A total of 341 patients undergoing, either single or double, lung transplantation during the study period (between July 2007 and August 2017): 146 (43%) female and 195 (57%) male, with a mean (SD) age of 49.4 (14) years. Sequential T was the preferred surgical access performed in 148 (43%), patients followed by S in 98 (29%) and C in 95 (28%) patients (Table 1).
Clinical outcomes related to surgical access after lung transplantation
Postoperative pain. As first option in ICU pain management, systemic opioid (morphine) was the most popular analgesic regime in 249 (73%) patients, and epidural analgesia without morphine was used in 92 (27%) patients.
In 76 (31%) out of 249 patients in whom systemic opioids were not sufficient, were converted to epidural analgesia. Therefore, in 173 (51%) out of 341 patients systemic opioids was the sole analgesic regimen.
Analysing the impact of surgical technique on pain intensity, we found that T was associated with higher pain scores than S (OR: 1.66, 95%CI: 1.01; 2.74, p-value: 0.045) and there seemed to be no differences between C and S incision. Thoracotomy was associated with more acute pain than rest of two other incisions. Two independent protective factors for high pain scores (considerable pain and very severe pain) were found: age (OR 0.98, 95%CI: 0.97; 1,00, p-value: 0.025), and single lung transplantation (OR 0.49, 95%CI: 0.28; 0.85 p-value: 0.010).
In the epidural analgesia group (n=92), T was also the most frequent access: 54 patients (59%); followed by C in 34 (37%) and S in 4 (4%). Indications for lung transplantation revealed no differences in frequency of epidural analgesia: 29 COPD patients (21%), 23 cystic fibrosis (31.5%), 18 pulmonary fibrosis (28.1%), 17 Interstitial lung disease (37.7%) and 5 in pulmonary hypertension (23.8%). Median [IQR] of number of pain score measurements per patient treated with epidural block was 50.5 [31; 92].

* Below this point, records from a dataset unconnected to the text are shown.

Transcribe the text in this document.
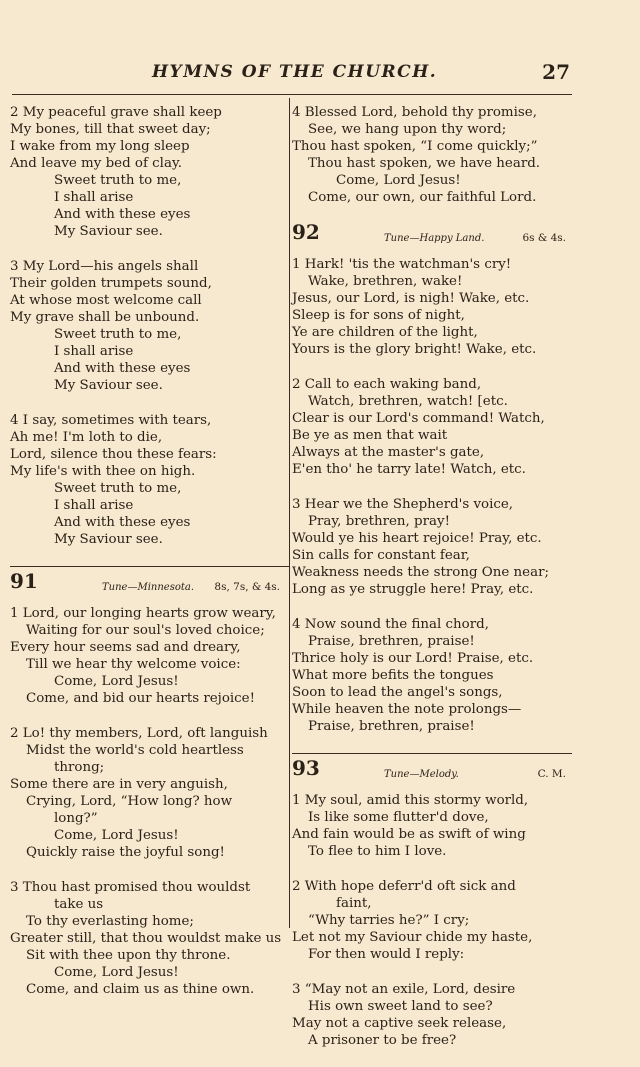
HYMNS OF THE CHURCH.	27
2 My peaceful grave shall keep
My bones, till that sweet day;
I wake from my long sleep
And leave my bed of clay.
Sweet truth to me,
I shall arise
And with these eyes
My Saviour see.
3 My Lord—his angels shall
Their golden trumpets sound,
At whose most welcome call
My grave shall be unbound.
Sweet truth to me,
I shall arise
And with these eyes
My Saviour see.
4 I say, sometimes with tears,
Ah me! I'm loth to die,
Lord, silence thou these fears:
My life's with thee on high.
Sweet truth to me,
I shall arise
And with these eyes
My Saviour see.
91	Tune—Minnesota. 8s, 7s, & 4s.
1 Lord, our longing hearts grow weary,
Waiting for our soul's loved choice;
Every hour seems sad and dreary,
Till we hear thy welcome voice:
Come, Lord Jesus!
Come, and bid our hearts rejoice!
2 Lo! thy members, Lord, oft languish
Midst the world's cold heartless
throng;
Some there are in very anguish,
Crying, Lord, “How long? how
long?”
Come, Lord Jesus!
Quickly raise the joyful song!
3 Thou hast promised thou wouldst
take us
To thy everlasting home;
Greater still, that thou wouldst make us
Sit with thee upon thy throne.
Come, Lord Jesus!
Come, and claim us as thine own.
4 Blessed Lord, behold thy promise,
See, we hang upon thy word;
Thou hast spoken, “I come quickly;”
Thou hast spoken, we have heard.
Come, Lord Jesus!
Come, our own, our faithful Lord.
92	Tune—Happy Land.	6s & 4s.
1 Hark! 'tis the watchman's cry!
Wake, brethren, wake!
Jesus, our Lord, is nigh! Wake, etc.
Sleep is for sons of night,
Ye are children of the light,
Yours is the glory bright! Wake, etc.
2 Call to each waking band,
Watch, brethren, watch! [etc.
Clear is our Lord's command! Watch,
Be ye as men that wait
Always at the master's gate,
E'en tho' he tarry late! Watch, etc.
3 Hear we the Shepherd's voice,
Pray, brethren, pray!
Would ye his heart rejoice! Pray, etc.
Sin calls for constant fear,
Weakness needs the strong One near;
Long as ye struggle here! Pray, etc.
4 Now sound the final chord,
Praise, brethren, praise!
Thrice holy is our Lord! Praise, etc.
What more befits the tongues
Soon to lead the angel's songs,
While heaven the note prolongs—
Praise, brethren, praise!
93	Tune—Melody.	C. M.
1 My soul, amid this stormy world,
Is like some flutter'd dove,
And fain would be as swift of wing
To flee to him I love.
2 With hope deferr'd oft sick and
faint,
“Why tarries he?” I cry;
Let not my Saviour chide my haste,
For then would I reply:
3 “May not an exile, Lord, desire
His own sweet land to see?
May not a captive seek release,
A prisoner to be free?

Blood loss. Postoperative blood loss data in the first 24 h was available for 327 patients. Amongst all groups the median of blood loss was 800 [IQR: 500; 1238] mL/24 h. T group had statistically significant lower blood loss during the first 24 h than the other 2 surgical incisions (p-value: <0.001) (Table 2). Single lung transplantation patients had a median blood loss of 480 [IQR: 291; 928] mL while double lung patients had a bleeding of 875 [IQR: 600; 1350] mL/24 h, p-value<0.001.
Mechanical ventilation. Duration of mechanical ventilation was available for 327 patients (Table 2). The duration of mechanical ventilation for the Thoracotomy group was significantly lower (median [IQR] of 19 [11; 37] hours) than the C group 34 [IQR 16; 57.5] hours (p-value: 0.012)) and in the S group 27 [IQR 15; 50.5] hours (p-value: 0.012). Figure 1 shows the impact of the type of surgical incision on the duration of mechanical ventilation.
In the linear regression analysis, the analgesic technique (only systemic opioid or systemic opioid and epidural analgesia) was not associated with differences on duration of mechanical ventilation. In order to further analyze this relationship a Cox model was performed. In the univariate analysis T (HR: 1.41, 95%CI: 1.08;1.83), single lung transplantation (HR 1,43, 95%CI: 1.09;1.86) and absence of cardiopulmonary by-pass (HR 1.32 , 95%CI: 1.06; 1.65) were associated with earlier extubation. In the multivariate model similar relations were gathered with T showing a HR: 1,40 (95%CI: 1.08; 1.8) for extubation, Single lung transplantation HR:1.58 (95%CI: 1.18; 2.1) for extubation and absence of cardiopulmonary by-pass HR: 1.29 (95%CI: 0.99; 1.7) for extubation.
Length of ICU stay. Intensive Care Unit length of stay was not documented in 21 patients. The duration for different groups was as follows: T group spent a median [IQR] of 72 [48; 120] hours, C group 72 [48; 180] hours and 96 [72; 204] in S group. Survival curves showed that T group were discharged earlier from ICU (p value: <0.001) than S group and C group (Figure 2). Analgesic technique did not influence in the length of stay in ICU in univariate Cox model (HR 1.16 [0.91;1.48] p-value: 0.223). In the multivariate analysis single lung transplantation was associated with a shorter admission in ICU (HR 1.337 [1.014;1.8] p-value: 0.039).
Safety
During the study period no epidural hematoma or abscess were diagnosed. There were 2 recorded complications of epidural analgesia: One dural tap, which did not require further treatment as there was very mild headache. One epidural was placed too low not providing optimal analgesia and it had to be repositioned within the first 24 hours.